In 1970, The New England Journal of Medicine - the world’s top medical publication - reported the first strongly-linked death. It was of a 72-year-old man who had been diagnosed with gouty arthritis in 1944, but who was stable until discovering allopurinol.
By January 1986, 22 deaths linked with the drug had been published in the medical press - and were reviewed in the journal Arthritis and Rheumatism. This noted "significant morbidity and mortality associated with the allopurinol hypersensitivity syndrome," and warned doctors to temper their prescribing.
In the intervening years, however, Wellcome had promoted the drug heavily, with advertising and sales visits to doctors. These advocated its use not just for people with gout, but also for those with only raised uric acid levels - so called “asymptomatic hyperuricaemia”. In the same way that the company was later to argue that AZT should be used to prevent Aids developing in HIV-positive people, rather than merely for treating the sick, allopurinol was prescribed to the much greater patient numbers who were only predisposed to gout.
"Remember Zyloprim the original (allopurinol)," was one popular advertising campaign for doctors, which kept the complexities to mandatory small-print.
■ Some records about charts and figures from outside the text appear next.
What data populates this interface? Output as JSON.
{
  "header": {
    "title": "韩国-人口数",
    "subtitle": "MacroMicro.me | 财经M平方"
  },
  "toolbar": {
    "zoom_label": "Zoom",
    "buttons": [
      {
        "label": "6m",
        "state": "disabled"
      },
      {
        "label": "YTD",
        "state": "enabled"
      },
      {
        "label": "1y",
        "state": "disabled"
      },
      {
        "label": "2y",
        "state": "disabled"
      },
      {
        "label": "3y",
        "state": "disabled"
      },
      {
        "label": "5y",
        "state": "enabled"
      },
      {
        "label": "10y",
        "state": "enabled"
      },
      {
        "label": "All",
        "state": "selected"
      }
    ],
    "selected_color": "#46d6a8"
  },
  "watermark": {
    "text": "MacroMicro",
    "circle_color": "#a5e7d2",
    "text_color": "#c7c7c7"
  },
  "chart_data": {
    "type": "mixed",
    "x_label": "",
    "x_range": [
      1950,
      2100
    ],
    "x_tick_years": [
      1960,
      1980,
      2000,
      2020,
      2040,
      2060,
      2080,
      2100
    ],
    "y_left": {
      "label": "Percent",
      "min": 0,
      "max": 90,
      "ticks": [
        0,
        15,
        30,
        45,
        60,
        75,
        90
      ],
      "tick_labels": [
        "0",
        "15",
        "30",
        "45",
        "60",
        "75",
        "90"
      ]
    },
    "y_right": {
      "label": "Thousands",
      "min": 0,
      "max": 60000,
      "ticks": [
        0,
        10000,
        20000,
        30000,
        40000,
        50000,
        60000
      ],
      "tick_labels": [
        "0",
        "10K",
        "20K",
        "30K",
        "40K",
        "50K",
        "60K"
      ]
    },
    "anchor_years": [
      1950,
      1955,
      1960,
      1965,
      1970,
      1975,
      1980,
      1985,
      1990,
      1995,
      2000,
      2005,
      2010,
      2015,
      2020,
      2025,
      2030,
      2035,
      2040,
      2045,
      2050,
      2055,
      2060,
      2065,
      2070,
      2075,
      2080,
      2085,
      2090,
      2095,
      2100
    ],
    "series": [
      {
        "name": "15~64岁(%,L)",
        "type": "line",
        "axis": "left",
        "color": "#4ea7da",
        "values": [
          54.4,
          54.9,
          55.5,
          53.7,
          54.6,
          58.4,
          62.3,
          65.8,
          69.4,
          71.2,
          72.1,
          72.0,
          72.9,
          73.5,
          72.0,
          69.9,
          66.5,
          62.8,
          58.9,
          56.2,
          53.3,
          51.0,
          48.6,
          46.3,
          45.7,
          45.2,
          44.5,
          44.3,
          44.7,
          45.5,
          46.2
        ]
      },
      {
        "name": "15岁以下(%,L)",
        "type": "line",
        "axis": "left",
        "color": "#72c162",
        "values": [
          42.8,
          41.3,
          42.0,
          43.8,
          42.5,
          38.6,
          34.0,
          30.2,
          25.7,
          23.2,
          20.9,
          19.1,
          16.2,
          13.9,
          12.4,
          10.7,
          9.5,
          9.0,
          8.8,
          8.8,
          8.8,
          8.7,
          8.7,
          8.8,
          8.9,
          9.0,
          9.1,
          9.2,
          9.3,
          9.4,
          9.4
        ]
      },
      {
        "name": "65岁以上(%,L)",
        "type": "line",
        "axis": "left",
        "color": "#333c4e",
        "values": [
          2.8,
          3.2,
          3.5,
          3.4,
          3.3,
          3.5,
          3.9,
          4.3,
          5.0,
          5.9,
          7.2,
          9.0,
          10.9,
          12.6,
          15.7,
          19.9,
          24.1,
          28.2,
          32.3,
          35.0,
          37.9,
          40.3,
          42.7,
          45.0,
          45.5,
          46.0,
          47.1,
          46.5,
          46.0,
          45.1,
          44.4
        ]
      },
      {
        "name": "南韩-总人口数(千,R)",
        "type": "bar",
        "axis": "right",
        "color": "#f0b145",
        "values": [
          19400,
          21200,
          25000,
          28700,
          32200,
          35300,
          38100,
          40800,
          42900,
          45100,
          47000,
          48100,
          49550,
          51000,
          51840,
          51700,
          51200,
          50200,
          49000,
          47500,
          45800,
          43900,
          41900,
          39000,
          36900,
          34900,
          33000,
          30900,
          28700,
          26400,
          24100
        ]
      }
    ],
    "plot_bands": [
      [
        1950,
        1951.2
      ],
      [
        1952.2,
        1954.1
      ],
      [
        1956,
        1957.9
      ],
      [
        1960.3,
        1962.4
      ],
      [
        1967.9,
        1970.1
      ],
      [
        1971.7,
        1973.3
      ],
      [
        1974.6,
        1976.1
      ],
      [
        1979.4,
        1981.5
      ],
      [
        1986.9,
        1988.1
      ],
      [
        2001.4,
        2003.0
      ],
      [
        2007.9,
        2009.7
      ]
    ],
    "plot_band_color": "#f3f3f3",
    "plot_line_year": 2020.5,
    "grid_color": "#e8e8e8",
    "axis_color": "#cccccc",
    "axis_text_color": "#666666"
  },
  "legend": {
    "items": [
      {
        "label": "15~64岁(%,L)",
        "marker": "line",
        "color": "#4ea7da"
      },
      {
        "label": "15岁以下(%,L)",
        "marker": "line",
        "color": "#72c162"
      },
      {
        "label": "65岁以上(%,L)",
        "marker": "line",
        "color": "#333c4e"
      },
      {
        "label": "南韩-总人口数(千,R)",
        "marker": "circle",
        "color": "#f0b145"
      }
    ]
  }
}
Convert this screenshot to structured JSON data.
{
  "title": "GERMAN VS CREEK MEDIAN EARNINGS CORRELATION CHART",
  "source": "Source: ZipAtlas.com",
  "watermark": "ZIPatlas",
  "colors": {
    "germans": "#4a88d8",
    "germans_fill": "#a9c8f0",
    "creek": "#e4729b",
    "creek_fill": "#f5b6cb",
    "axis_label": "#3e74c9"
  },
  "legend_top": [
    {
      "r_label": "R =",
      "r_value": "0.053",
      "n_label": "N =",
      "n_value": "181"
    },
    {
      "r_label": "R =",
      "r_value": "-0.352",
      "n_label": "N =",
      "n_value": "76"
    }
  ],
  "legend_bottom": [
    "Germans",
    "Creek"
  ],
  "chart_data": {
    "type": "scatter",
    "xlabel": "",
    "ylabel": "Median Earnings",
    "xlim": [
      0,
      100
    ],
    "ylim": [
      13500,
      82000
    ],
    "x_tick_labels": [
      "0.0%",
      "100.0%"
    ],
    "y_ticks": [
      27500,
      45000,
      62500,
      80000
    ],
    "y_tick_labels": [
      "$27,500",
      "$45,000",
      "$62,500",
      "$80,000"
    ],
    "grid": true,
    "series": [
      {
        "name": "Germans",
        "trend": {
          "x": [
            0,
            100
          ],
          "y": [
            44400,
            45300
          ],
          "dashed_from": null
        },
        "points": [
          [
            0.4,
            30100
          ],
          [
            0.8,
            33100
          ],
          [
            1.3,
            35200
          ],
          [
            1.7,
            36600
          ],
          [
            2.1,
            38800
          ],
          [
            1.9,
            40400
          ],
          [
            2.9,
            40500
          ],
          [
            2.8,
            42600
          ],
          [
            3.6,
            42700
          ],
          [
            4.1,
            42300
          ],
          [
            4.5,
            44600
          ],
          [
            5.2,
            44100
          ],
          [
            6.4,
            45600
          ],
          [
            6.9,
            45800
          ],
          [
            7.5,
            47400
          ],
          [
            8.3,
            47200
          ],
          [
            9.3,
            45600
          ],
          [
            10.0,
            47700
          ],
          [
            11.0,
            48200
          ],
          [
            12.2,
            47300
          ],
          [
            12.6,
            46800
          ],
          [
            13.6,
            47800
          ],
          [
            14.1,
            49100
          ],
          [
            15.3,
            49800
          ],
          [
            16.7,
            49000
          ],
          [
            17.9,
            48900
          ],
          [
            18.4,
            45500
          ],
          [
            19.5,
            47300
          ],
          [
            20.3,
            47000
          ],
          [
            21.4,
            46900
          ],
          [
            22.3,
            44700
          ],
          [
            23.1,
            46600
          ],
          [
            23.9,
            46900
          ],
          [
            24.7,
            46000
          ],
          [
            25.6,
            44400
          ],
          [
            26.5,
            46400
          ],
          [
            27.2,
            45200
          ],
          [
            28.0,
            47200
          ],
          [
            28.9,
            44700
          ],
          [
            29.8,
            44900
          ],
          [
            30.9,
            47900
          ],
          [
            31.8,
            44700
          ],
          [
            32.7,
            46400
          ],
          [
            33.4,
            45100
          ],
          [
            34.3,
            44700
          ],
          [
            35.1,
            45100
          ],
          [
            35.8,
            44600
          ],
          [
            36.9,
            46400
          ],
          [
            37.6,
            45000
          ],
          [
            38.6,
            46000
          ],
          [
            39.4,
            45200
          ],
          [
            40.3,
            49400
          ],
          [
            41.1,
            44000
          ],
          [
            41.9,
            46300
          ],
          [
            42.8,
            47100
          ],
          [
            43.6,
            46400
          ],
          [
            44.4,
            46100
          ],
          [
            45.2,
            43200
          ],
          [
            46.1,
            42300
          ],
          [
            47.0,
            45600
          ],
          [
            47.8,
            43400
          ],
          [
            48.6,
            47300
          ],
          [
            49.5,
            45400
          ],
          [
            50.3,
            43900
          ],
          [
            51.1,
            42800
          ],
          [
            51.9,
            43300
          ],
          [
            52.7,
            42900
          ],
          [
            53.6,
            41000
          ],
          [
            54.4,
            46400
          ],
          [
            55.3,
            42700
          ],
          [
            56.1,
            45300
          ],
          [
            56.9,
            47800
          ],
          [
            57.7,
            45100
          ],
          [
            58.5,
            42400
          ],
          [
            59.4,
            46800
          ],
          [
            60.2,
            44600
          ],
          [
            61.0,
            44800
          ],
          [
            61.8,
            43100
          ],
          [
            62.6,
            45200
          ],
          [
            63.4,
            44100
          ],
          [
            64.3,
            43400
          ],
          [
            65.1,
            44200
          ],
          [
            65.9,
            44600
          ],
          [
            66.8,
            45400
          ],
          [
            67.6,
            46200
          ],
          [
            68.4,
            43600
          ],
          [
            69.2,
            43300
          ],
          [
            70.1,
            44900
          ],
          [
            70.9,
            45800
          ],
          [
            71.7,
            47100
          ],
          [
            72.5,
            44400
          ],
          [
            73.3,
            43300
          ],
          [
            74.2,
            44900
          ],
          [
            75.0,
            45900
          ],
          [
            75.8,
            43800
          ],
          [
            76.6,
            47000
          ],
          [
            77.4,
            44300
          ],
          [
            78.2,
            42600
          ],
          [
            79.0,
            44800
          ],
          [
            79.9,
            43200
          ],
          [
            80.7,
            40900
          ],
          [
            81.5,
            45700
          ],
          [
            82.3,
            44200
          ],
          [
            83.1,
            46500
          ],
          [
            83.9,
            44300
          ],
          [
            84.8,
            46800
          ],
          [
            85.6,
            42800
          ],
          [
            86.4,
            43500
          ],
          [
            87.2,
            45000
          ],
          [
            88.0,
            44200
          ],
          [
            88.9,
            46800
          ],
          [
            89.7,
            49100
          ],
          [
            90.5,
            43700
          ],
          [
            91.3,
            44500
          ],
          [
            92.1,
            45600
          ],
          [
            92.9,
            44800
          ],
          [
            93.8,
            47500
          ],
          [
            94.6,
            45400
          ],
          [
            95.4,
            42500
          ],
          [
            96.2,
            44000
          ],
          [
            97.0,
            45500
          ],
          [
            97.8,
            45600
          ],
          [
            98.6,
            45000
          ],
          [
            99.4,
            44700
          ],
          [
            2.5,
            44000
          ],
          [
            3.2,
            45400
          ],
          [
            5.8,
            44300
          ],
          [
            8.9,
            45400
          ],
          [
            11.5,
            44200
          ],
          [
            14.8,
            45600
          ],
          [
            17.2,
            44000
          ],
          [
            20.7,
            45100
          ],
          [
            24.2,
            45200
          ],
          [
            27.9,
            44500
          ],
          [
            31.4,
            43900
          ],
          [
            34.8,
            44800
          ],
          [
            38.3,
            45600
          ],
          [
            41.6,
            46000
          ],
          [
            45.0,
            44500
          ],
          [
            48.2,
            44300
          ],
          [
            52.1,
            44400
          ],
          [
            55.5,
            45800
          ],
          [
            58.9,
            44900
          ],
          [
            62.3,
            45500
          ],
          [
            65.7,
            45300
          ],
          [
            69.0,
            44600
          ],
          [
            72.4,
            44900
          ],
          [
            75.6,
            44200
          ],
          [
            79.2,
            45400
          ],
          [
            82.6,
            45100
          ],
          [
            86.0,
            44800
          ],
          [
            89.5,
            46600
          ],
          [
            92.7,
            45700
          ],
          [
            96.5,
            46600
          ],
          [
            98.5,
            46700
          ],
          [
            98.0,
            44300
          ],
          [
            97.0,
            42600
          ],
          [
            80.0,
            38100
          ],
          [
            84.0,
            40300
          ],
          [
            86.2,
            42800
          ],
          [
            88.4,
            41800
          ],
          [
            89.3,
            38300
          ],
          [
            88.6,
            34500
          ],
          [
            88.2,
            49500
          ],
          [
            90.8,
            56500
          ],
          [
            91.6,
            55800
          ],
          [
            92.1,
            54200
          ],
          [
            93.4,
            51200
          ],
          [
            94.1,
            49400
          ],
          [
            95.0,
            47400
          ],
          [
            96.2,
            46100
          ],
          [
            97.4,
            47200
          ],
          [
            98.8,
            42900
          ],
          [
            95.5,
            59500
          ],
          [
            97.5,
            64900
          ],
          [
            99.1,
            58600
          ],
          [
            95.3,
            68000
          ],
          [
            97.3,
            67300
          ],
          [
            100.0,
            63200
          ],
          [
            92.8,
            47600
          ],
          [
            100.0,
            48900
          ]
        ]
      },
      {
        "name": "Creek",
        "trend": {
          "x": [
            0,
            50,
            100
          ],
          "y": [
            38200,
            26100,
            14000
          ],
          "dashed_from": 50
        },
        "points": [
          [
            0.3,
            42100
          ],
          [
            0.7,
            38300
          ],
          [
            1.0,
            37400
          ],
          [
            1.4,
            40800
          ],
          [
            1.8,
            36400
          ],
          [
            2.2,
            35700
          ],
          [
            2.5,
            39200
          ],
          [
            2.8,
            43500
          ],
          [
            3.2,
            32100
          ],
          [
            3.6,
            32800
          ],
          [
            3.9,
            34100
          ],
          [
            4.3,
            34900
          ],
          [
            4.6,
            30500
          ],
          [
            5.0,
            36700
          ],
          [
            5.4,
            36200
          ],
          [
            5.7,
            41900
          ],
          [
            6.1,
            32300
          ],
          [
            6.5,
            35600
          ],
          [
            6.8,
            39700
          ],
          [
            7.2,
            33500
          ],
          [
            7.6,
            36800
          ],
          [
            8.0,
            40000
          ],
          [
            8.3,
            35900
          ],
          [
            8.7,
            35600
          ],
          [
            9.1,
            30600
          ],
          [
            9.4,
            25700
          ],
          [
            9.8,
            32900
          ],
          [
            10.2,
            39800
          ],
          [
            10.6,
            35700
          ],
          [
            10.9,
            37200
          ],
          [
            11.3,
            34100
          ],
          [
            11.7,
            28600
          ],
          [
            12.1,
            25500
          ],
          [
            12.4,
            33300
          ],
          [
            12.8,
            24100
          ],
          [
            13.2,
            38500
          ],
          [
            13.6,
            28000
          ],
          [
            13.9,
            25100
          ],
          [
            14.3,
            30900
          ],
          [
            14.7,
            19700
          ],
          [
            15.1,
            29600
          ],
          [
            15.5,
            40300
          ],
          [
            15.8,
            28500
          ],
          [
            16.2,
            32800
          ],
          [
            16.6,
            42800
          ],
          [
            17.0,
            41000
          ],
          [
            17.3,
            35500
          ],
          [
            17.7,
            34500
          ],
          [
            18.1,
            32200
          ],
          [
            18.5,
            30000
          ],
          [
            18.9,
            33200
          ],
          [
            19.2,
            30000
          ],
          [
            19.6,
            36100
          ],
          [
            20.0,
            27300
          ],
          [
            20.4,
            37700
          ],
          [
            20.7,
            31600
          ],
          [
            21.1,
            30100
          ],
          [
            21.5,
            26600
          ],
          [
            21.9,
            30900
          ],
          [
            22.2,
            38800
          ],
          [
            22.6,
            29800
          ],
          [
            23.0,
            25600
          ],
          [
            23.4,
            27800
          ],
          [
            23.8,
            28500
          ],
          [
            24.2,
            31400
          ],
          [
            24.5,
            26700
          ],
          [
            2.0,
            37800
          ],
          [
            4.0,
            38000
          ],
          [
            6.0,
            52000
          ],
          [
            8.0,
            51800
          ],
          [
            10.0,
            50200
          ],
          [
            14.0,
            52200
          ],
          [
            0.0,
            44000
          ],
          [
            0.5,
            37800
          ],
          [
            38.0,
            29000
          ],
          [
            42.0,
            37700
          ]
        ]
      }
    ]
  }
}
Another - which ran at the front of the Journal of Rheumatology continuously between 1974 and 1986 - declared bluntly: "In hyperuricaemia or chronic gouty arthritis, Zyloprim."
Although such ads may have been technically accurate, the increased consumption that they encouraged inevitably raised the numbers exposed to side-effects. While most patients handled allopurinol well, studies showed that about 2% experienced adverse events, with one hospital survey finding that, of every 260 patients treated, one had a life-threatening reaction.
Other research showed that most of those who suffered or died, should not have been taking the drug in the first place. "The vast majority of patients, both in our series (7 of 8), and reported in the literature (51 of 59), who developed allopurinol hypersensitivity, did not have proper indications for receiving the drug," reported researchers in the journal Arthritis and Rheumatism. "Serious and often fatal allopurinol hypersensitivity is a high price to pay for inappropriate therapy."